Sophia Mequedes: "Hi, my name is Sophia Mequedes. I was a case manager for homeless and runaway teens in Salem. They lost funding."
And Mequedes lost her job at the non-profit. That was last spring. She’s been living off unemployment benefits since then. And she just learned that will stop at the end of this month. Mequedes says she'll take just about any job right now.
Sophia Mequedes: "I am a single mom of two. So, my income will be zero when my benefits stop."
And she’ll be left with no choice but to rely on temporary assistance for needy families. Mequedes is far from the only out of work Northwesterner who isn't picky about which job they'd take. Cindy Saroya was a teacher for nearly two decades, most recently in the Reynolds School District near Portland.

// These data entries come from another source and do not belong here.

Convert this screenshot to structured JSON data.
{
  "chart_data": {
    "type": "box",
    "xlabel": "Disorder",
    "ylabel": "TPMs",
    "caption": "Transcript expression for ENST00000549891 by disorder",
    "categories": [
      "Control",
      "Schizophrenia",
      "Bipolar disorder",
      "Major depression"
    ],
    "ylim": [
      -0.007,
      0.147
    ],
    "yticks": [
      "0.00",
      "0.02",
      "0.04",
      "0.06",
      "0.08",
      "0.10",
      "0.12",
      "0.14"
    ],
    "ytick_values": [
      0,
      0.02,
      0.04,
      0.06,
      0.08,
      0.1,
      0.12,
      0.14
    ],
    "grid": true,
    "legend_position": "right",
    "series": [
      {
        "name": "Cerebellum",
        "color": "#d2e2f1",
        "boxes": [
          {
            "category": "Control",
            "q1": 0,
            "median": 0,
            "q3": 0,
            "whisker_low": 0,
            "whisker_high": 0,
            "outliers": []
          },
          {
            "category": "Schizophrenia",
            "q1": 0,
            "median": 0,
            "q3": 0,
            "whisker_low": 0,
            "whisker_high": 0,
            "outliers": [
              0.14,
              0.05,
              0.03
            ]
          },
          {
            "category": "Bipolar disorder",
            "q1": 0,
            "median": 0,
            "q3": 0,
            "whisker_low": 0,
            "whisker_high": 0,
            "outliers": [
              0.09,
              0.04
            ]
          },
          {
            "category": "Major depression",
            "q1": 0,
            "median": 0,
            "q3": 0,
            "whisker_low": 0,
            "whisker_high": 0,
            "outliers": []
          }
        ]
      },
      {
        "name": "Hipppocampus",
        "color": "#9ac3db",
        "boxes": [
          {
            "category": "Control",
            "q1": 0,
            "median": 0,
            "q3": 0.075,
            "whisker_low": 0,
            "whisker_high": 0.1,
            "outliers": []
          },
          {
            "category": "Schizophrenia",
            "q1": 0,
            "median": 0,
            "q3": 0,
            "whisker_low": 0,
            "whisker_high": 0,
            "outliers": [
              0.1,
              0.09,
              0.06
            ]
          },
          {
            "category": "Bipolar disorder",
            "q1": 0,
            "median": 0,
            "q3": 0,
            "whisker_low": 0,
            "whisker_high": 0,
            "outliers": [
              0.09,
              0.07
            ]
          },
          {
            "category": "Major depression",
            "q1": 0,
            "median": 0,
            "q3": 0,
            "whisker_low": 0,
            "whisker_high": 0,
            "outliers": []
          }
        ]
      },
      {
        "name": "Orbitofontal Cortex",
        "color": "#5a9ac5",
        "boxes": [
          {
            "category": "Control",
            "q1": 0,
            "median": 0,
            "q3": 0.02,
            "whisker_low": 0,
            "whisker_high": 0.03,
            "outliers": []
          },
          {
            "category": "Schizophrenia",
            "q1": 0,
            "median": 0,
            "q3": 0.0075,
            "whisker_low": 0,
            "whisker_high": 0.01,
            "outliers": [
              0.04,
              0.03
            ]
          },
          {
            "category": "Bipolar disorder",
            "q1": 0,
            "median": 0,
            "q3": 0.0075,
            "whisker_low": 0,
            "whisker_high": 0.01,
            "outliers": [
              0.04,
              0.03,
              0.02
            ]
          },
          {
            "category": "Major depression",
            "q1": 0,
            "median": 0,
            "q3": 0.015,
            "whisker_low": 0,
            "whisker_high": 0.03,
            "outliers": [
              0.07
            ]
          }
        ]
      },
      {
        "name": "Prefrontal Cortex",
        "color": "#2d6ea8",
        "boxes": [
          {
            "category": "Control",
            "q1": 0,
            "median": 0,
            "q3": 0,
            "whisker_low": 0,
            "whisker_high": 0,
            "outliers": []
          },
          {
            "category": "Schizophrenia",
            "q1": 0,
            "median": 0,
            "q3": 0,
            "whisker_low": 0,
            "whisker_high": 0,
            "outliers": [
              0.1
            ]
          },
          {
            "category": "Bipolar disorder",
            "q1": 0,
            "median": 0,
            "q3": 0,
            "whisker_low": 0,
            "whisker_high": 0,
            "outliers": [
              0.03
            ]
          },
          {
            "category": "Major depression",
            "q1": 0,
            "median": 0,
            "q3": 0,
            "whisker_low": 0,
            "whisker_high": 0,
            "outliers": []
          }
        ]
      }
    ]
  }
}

Cindy Saroya: "I'm applying for jobs where I would be making 40% of what I made when I was teaching. 30%. And still applying for them, still hoping to get something, and nothing happening. It's frightening and it's discouraging."
Saroya says she had always figured she'd be a teacher for the rest of her professional life. When she was laid off nearly 18 months ago...
Cindy Saroya: "It was a complete shock. It was pretty devastating really, emotionally."
Saroya says she even enrolled in bartending school this fall to try to expand her potential job options. She found herself thinking, maybe bartending isn't that different from teaching, anyway.
Cindy Saroya: "You're on your feet a lot, you're talking to people a lot. A lot of my friends were thinking that it would be a really good fit for me. And I thought, why not?"
But the 54-year-old hasn't had any luck getting a gig slinging drinks, either. And her benefits are set to expire at the end of the month, too. Of course, there's always the chance Congress could come back in January and retroactively restore them.
Tom Fuller: "We've seen them do that before."
But Tom Fuller of the Oregon Employment Department says as the nation's economy picks up, there's less of a chance Congress will extend unemployment benefits again...
Tom Fuller: "We're operating as an agency under the assumption that there's not going to be a program, but if Congress does come along and pass one, we'll scramble.”
And get people unemployment payments retroactively. But for now, Employment Department workers are busy contacting people whose benefits are set to expire…delivering the news that their holiday season will come with a big lump of coal this year.